Juliana Sassimembro do Community Action Tenants Union (CATU), vai além das explicações simplistas dos recentes tumultos em Dublin, para causas mais profundas e explica como os anti-racistas e os ativistas comunitários responderam.
Em 23 de Novembro, centenas de pessoas, mobilizadas através de narrativas anti-migrantes nas redes sociais, tomaram o centro da cidade de Dublin, queimando transportes públicos e carros da polícia e saqueando lojas. Eles alegaram estar protestando pela segurança de sua cidade e de seus filhos, após um incidente horrível durante a tarde, onde um cidadão irlandês naturalizado esfaqueou crianças em frente a uma escola. Não foi oficialmente revelado como os manifestantes souberam que o agressor não nasceu na Irlanda. No entanto, as redes sociais na Irlanda estavam infestadas de propaganda racista, à qual se seguiu uma marcha até à capital para “caçar migrantes” à noite.
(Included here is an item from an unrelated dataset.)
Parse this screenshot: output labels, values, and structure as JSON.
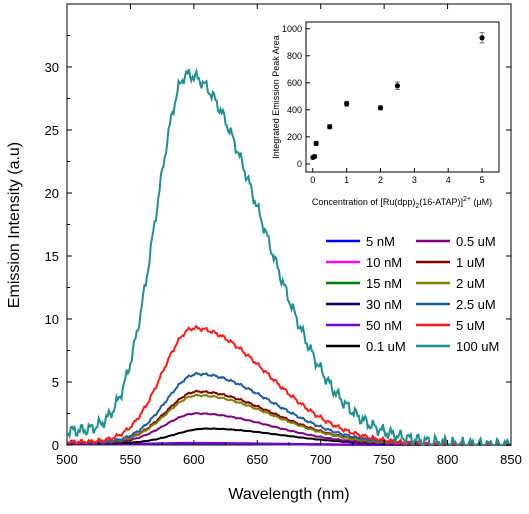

Desde então, duas questões têm assombrado os movimentos sociais e os partidos políticos na Irlanda. 1) Como entender o que aconteceu e 2) Como responder a isso. Compreendendo que o primeiro informa o segundo, resumirei aqui os pontos principais e analisarei se contribuem para uma estratégia socialista que possa superar as divisões entre a classe trabalhadora. De uma perspectiva racional, como mãe migrante do Sul Global, é difícil ser optimista. No entanto, quero olhar para além de uma perspectiva moralizante que condena os motins como um ataque à sociedade, sem os reduzir a uma mera expressão das intenções da extrema-direita de criar bodes expiatórios para as desigualdades do capitalismo.
Explicações concorrentes
A resposta do Estado tem sido uma abordagem de lei e ordem, com a Ministra da Justiça Helen McEntee a referir-se repetidamente aos manifestantes de Dublin como “canalhas” e “bandidos”. O Fine Gael e o Fianna Fail aproveitaram a oportunidade para exigir mais gardaí (polícia irlandesa), armas e tecnologia de vigilância, como a tecnologia de reconhecimento facial. No entanto, isto é controverso mesmo para alguns membros da coligação governamental, por ser uma ferramenta invasiva, muitas vezes imprecisa e suscetível de reproduzir preconceitos raciais.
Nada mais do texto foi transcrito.